The disruption of one’s way of life through political forces is compared to the mythological forces of the gods who have separated the mother Demeter and the daughter Persephone. The sense of belonging in one’s homeland has been destroyed, and the desire for return to home, or the “motherland,” is symbolized in the myth of Demeter and Persephone. The poem states, “Let the one who is diseuse again sit upon the stone nine days and nine nights. Thus. Making stand again, Eleusis.” (130). Demeter is the “diseuse,” or the one who speaks the words that bring about her daughter’s return from the underworld. However, Persephone is also the “diseuse,” as she is the daughter who “restore[s] spring with her each appearance from beneath the earth” (133). The stone that plays a part in the rite that Demeter performs is symbolized in the image in which a handprint has been imprinted on rock.
In the “Thalia Comedy” chapter, Cha depicts the situation of Persephone as she prepares to wed and lose her virginity to Hades. The style is no longer lyrical and poetic, returning to the stammering staccato of the earlier chapters. Written language emerges as another alternative to speech, with the idea that written language endures and arrests time captured in Cha’s statement that “if she were able to write she could continue to live” (141). Persephone in the underworld longs to keep the memory of her mother alive despite their separation, just as Cha wishes to also.
Cha places the two Laura Claxton letters at a pivotal moment in the book, interrupting the narrative flow with information that appears unrelated to anything else in the chapter or book. Laura Claxton is in her own universe of significance, but Claxton’s world is infused with the same dynamics of loss and doubling. Cha represents this through the form and content of the two letters.
The first letter, which is typewritten, implies mystery and a dead-end: Mr. Reardon’s whereabouts are unknown to both parties, and all that they can do is await further information. This letter focuses on Claxton’s relationship to the missing man, however, the tone is formal and distant. There is no sense of urgency or desperation in the separation between Claxton and Mr. Reardon, and the nature of their relationship is not placed within any context.
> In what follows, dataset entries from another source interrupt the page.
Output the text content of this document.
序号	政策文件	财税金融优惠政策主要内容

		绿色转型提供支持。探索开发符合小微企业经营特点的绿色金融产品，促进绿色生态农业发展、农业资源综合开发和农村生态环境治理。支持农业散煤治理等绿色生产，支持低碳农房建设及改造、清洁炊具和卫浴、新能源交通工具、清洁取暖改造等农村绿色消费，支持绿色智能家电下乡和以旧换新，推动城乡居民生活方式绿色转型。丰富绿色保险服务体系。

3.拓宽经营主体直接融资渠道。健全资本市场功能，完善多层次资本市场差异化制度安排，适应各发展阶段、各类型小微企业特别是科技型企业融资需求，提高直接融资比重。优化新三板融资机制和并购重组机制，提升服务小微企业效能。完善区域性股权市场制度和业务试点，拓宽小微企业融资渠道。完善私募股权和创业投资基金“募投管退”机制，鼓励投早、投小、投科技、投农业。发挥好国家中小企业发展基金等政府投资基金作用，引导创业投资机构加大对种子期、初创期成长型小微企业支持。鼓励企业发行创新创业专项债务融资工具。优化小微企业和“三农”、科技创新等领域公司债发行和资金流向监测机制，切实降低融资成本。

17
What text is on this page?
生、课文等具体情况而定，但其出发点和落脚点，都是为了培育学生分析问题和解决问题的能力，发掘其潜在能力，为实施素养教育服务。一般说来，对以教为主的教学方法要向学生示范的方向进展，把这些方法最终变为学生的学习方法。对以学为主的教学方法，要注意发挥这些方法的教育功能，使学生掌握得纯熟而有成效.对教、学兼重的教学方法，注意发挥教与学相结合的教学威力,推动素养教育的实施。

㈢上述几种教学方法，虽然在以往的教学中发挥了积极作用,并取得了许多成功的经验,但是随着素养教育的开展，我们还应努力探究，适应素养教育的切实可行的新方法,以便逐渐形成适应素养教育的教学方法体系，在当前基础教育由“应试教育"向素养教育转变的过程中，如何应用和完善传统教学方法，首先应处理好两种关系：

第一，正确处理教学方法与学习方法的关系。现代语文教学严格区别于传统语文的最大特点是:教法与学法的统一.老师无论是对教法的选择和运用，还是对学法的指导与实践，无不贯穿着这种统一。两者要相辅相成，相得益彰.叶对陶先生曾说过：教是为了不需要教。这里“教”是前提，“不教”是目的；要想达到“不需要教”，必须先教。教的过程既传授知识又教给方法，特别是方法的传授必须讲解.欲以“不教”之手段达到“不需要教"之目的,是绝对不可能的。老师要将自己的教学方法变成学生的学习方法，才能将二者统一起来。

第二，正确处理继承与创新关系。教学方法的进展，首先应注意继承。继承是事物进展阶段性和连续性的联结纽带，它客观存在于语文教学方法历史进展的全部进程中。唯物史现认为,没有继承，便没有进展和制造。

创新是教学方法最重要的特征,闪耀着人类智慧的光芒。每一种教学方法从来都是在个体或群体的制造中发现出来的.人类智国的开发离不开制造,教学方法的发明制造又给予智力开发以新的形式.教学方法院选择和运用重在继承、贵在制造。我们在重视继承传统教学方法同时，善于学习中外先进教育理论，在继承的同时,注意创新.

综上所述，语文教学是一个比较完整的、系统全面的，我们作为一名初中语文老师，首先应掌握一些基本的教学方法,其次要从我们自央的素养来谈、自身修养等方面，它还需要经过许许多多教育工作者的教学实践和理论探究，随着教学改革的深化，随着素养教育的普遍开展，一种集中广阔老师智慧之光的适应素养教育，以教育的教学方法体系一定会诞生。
The second letter, which is handwritten, is personal and focuses on Claxton’s sister, who is experiencing a mental health crisis. Though the letter’s tone is not necessarily warm, there is a sense of urgency and personal investment in the relationship between Claxton and her sister. The letter writer, who signs off simply as an anonymous “friend,” urges Claxton to write to her sister because the letters will “cheer her up” (148). The letters exist within a different social and historical context, but they prioritize the relationships between women.